De l’usage des cahiers – 6
J’ai
perdu déchiré brûlé mes cahiers d’histoires. En quatrième, sur un autre
cahier, j’ai écrit un premier roman
(dans lequel le personnage s’appelait Jennifer mais tout le monde l’appelait Jenny –sic !) je l’ai égaré un
peu fait exprès, mais avant, je disais que j’inventais des histoires. Ces
cahiers contenaient de nombreux débuts, quelques fins mais très peu de milieux.
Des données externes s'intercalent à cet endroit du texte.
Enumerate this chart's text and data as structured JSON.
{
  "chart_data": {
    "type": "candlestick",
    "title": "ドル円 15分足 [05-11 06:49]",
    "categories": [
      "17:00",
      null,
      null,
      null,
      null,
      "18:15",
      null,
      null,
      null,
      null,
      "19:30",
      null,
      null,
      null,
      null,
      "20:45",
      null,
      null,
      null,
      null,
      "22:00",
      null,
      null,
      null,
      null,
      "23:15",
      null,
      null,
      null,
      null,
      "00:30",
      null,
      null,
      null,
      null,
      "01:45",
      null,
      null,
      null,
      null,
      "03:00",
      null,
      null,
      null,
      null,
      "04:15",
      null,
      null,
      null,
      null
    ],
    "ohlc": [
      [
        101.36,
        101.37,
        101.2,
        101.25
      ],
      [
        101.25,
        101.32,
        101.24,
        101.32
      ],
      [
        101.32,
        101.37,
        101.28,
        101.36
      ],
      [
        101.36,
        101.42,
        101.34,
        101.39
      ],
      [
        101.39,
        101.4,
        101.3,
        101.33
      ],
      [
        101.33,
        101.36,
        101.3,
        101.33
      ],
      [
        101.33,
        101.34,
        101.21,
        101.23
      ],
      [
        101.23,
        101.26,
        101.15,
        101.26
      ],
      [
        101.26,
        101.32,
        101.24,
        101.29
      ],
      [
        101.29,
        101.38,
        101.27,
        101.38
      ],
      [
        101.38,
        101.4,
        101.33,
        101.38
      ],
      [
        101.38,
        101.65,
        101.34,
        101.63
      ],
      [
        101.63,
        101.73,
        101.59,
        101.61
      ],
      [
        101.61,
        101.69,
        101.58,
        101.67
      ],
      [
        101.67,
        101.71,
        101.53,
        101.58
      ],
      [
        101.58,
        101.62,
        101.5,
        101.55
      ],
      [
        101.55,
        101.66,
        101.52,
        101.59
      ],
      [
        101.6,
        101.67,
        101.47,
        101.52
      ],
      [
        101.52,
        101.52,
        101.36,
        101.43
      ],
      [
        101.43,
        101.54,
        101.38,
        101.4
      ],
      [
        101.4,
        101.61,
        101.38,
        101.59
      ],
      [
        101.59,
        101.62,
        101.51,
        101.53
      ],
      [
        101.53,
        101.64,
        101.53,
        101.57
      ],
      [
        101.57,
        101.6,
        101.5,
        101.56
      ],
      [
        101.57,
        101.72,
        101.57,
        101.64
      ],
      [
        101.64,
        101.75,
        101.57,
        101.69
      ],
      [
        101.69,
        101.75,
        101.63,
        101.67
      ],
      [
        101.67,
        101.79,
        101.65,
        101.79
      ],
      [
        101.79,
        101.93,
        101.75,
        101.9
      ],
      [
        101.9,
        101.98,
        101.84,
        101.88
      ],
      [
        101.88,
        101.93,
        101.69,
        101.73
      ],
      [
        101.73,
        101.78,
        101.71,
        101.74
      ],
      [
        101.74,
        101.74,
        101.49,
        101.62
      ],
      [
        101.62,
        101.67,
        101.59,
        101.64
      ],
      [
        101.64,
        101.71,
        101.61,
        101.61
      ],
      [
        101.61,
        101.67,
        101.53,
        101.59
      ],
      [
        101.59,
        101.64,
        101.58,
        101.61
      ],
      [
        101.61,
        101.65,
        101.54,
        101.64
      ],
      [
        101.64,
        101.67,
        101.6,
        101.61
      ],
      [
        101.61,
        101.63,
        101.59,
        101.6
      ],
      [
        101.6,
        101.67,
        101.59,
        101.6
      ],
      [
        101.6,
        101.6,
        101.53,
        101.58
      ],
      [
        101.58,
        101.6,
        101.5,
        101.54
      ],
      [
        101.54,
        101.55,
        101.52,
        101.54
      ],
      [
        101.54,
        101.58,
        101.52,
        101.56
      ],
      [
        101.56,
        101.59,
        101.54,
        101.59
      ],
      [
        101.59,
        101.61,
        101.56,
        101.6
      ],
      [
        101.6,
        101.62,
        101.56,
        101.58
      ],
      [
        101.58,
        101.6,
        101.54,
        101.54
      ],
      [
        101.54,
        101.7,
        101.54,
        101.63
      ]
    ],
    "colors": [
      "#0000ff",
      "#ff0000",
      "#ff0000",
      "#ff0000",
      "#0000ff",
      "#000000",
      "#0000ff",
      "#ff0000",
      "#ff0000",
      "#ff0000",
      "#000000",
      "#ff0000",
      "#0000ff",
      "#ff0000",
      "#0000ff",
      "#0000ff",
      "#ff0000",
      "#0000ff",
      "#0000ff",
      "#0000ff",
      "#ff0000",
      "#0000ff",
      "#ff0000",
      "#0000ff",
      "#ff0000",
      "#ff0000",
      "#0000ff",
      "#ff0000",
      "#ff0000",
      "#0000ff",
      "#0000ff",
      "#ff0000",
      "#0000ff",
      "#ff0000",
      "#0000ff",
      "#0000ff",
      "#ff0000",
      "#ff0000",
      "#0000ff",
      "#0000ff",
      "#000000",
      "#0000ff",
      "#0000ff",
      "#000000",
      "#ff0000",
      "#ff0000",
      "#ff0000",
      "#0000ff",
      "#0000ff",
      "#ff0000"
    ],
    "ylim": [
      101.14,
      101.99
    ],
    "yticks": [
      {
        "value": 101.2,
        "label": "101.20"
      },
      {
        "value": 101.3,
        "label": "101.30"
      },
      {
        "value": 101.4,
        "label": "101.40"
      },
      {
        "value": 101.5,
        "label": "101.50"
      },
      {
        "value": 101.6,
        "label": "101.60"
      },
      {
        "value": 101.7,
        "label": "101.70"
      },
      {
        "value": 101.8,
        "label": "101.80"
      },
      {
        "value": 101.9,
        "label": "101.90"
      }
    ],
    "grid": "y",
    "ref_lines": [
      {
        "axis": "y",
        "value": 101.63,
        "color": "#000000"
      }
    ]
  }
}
Du haut de mes dix ans 1m48 je tenais les contes pour des enfantillages et je
ne connaissais pas le genre de la nouvelle. Je ne lisais que des romans de la
bibliothèque verte, la série des Alice
de Caroline Quine surtout… Alice
détective, Alice et le carnet vert,
Alice et les chaussons rouges,
promettaient des délices nocturnes – délices décuplés par le plaisir de lire
au-delà de l’heure de l’extinction des feux. L’année d’après, l’année de
sixième, je découvrirais la série des Jalna
(Mazo de la Roche) et le Journal d’Anne
Frank, mais cette année-là j’avais un cahier d’histoires.
De
mémoire (de quoi d’autre ?) je
reconstitue l’une d’entre elles.
C’était une petite fille (longue description physique) qui collectionnait des bouts du
monde : cailloux, coquillages, plumes, cartouche de stylo plume avec
petite bille, agate œil de chat, fleur séchée de pensée, mais aussi sonnette de
vélo, mèche de cheveux roux, bouts de tissu de ruban cadeaux de papier brillant
de papillote, lame de rasoir, allumette consumée entièrement, photo noir et
blanc petit format aux bords dentelés
représentant un couple des années 30 inconnu de la famille, et bien d’autres
bouts du monde minuscules qui n’avaient en commun que de tenir dans la main de
Clarissa (car elle s’appelait sûrement Clarissa ou peut-être Rebecca). Sa collection ne contenait que des
exemplaires uniques de différentes espèces. Un cabinet de curiosités dans une
boite à chaussures taille 37. Son père disait que c’était une collection
hétéroclite et après avoir cherché le mot dans le dictionnaire, elle avait
recopié sa définition sur un papier qu’elle avait plié en quatre et joint à sa collection. Quant
(j’ai fait à cet endroit une faute d’ orthographe que je ne retranscris
pas) à sa mère, elle vociférait (j’adorais
ce verbe et avais tendance à en abuser) : Jette-moi ce ramassis de cochonneries… Sa mère était une ignare
vociférante. La seule chose méritant à la rigueur d’être qualifiée de
cochonnerie était un pinceau en poils de porc ou peut-être de sanglier.
Cette
histoire ne va même pas jusqu’à Un jour,
qui aurait dû déclencher une première péripétie. En revanche, il y a une fin.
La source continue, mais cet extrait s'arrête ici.